National Intelligence Service director-nominee Suh Hoon speaks during a parliamentary confirmation hearing at the National Assembly in Seoul on May 29, 2017. (Yonhap)
In line with such ideals, Suh hinted that the allegations regarding the agency’s involvement in the 2012 presidential election may be given further scrutiny. In the run-up to the 2012 presidential election, it was alleged that NIS agents were tasked with creating an online environment favorable to the then candidate from the ruling party, former President Park Geun-hye. It was further alleged that the police investigation into the case was silenced by those in power. Won Se-hoon, the NIS director at the time, is currently on trial over related issues.
Built on long experience with the agency, Suh’s ideals for the NIS are clearly different from those of his predecessors, but may not necessarily completely overlap with those of the administration.
Suh is an NIS man through and through. He joined the agency in 1980 and served for 28 years. During his time at the agency, he served in key posts including chief of North Korean strategies and deputy director. He is also said to have played an essential role in the processes that led to the inter-Korean summits in 2000 and 2007.
One such issue appears to be the Act on Anti-Terrorism for the Protection of Citizens and Public Security. The ruling Democratic Party of Korea strongly opposed the bill in 2016, saying that elements of the act that have the potential to be abused must be modified.
“(The act) exists as a positive law. From the point of view of the NIS, it is right for the law to be implemented,” Suh said.
“(Moon’s opposition to the act in 2016) was based on worries that the act could be abused to violate the rights of civilians.
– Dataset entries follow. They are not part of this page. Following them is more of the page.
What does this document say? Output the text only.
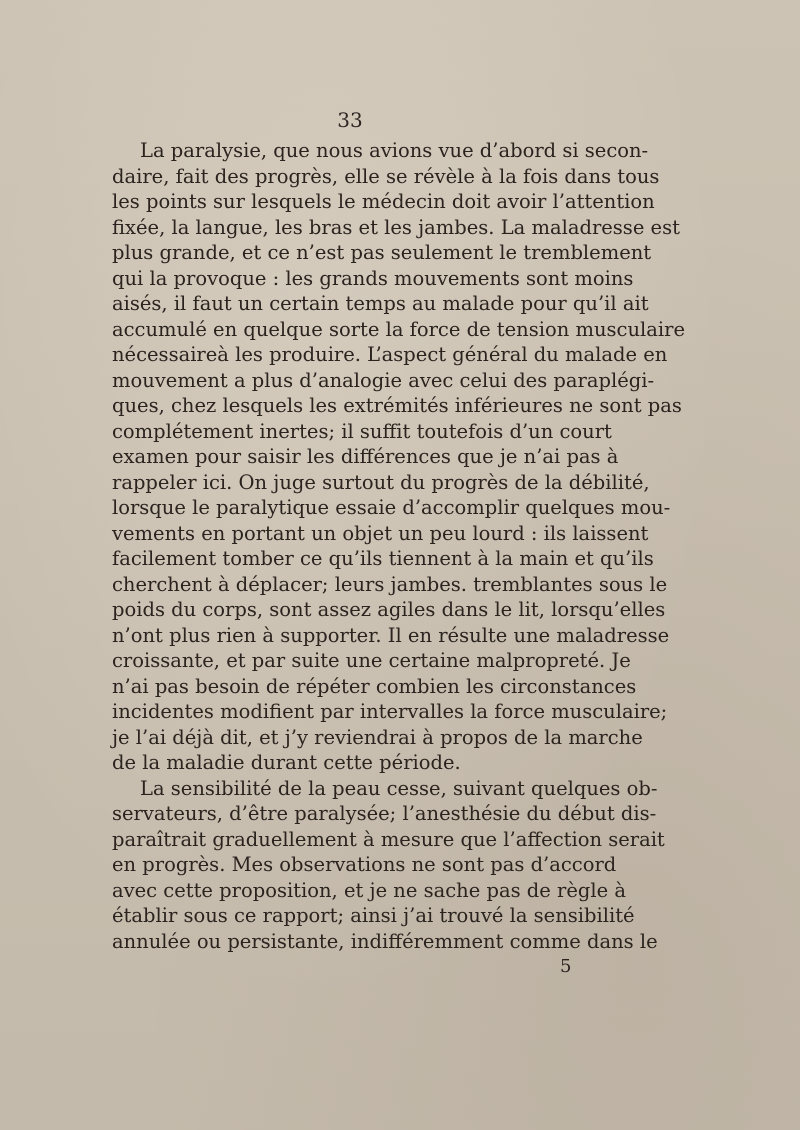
33
La paralysie, que nous avions vue d’abord si secon-
daire, fait des progrès, elle se révèle à la fois dans tous
les points sur lesquels le médecin doit avoir l’attention
fixée, la langue, les bras et les jambes. La maladresse est
plus grande, et ce n’est pas seulement le tremblement
qui la provoque : les grands mouvements sont moins
aisés, il faut un certain temps au malade pour qu’il ait
accumulé en quelque sorte la force de tension musculaire
nécessaireà les produire. L’aspect général du malade en
mouvement a plus d’analogie avec celui des paraplégi-
ques, chez lesquels les extrémités inférieures ne sont pas
complétement inertes; il suffit toutefois d’un court
examen pour saisir les différences que je n’ai pas à
rappeler ici. On juge surtout du progrès de la débilité,
lorsque le paralytique essaie d’accomplir quelques mou-
vements en portant un objet un peu lourd : ils laissent
facilement tomber ce qu’ils tiennent à la main et qu’ils
cherchent à déplacer; leurs jambes. tremblantes sous le
poids du corps, sont assez agiles dans le lit, lorsqu’elles
n’ont plus rien à supporter. Il en résulte une maladresse
croissante, et par suite une certaine malpropreté. Je
n’ai pas besoin de répéter combien les circonstances
incidentes modifient par intervalles la force musculaire;
je l’ai déjà dit, et j’y reviendrai à propos de la marche
de la maladie durant cette période.
La sensibilité de la peau cesse, suivant quelques ob-
servateurs, d’être paralysée; l’anesthésie du début dis-
paraîtrait graduellement à mesure que l’affection serait
en progrès. Mes observations ne sont pas d’accord
avec cette proposition, et je ne sache pas de règle à
établir sous ce rapport; ainsi j’ai trouvé la sensibilité
annulée ou persistante, indifféremment comme dans le
5
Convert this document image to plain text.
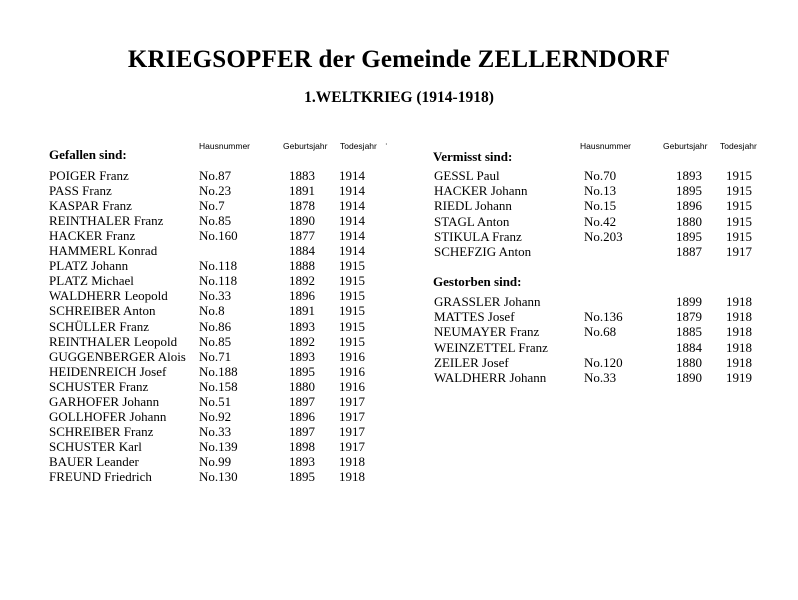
KRIEGSOPFER der Gemeinde ZELLERNDORF
1.WELTKRIEG (1914-1918)
Hausnummer	Geburtsjahr Todesjahr ·	Hausnummer	Geburtsjahr Todesjahr
Gefallen sind:	Vermisst sind:
Gestorben sind:
POIGER Franz	No.87	1883 1914
PASS Franz	No.23	1891 1914
KASPAR Franz	No.7	1878 1914
REINTHALER Franz	No.85	1890 1914
HACKER Franz	No.160	1877 1914
HAMMERL Konrad	1884 1914
PLATZ Johann	No.118	1888 1915
PLATZ Michael	No.118	1892 1915
WALDHERR Leopold No.33	1896 1915
SCHREIBER Anton	No.8	1891 1915
SCHÜLLER Franz	No.86	1893 1915
REINTHALER Leopold No.85	1892 1915
GUGGENBERGER Alois No.71	1893 1916
HEIDENREICH Josef	No.188	1895 1916
SCHUSTER Franz	No.158	1880 1916
GARHOFER Johann	No.51	1897 1917
GOLLHOFER Johann	No.92	1896 1917
SCHREIBER Franz	No.33	1897 1917
SCHUSTER Karl	No.139	1898 1917
BAUER Leander	No.99	1893 1918
FREUND Friedrich	No.130	1895 1918
GESSL Paul	No.70	1893 1915
HACKER Johann	No.13	1895 1915
RIEDL Johann	No.15	1896 1915
STAGL Anton	No.42	1880 1915
STIKULA Franz	No.203	1895 1915
SCHEFZIG Anton	1887 1917
GRASSLER Johann	1899 1918
MATTES Josef	No.136	1879 1918
NEUMAYER Franz	No.68	1885 1918
WEINZETTEL Franz	1884 1918
ZEILER Josef	No.120	1880 1918
WALDHERR Johann	No.33	1890 1919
Provided that the NIS and politics are completely severed and proven to be so, such worries will be addressed.”
Regarding the Moon Jae-in administration’s plans to abolish functions of the NIS regarding domestic intelligence gathering, Suh said that such a move may be impractical.
“It is difficult to differentiate between domestic and overseas intelligence,” Suh said.
Suh, however, stated that his position on the issue is not different to that of the administration, adding that the NIS operations Moon is targeting are not related to national security.
“What the administration wants to abolish refers to actions such as gathering intelligence on domestic politics, interfering with elections and surveilling civilians,” he said, adding that the agency’s capabilities in investigating matters of national security should not be weakened.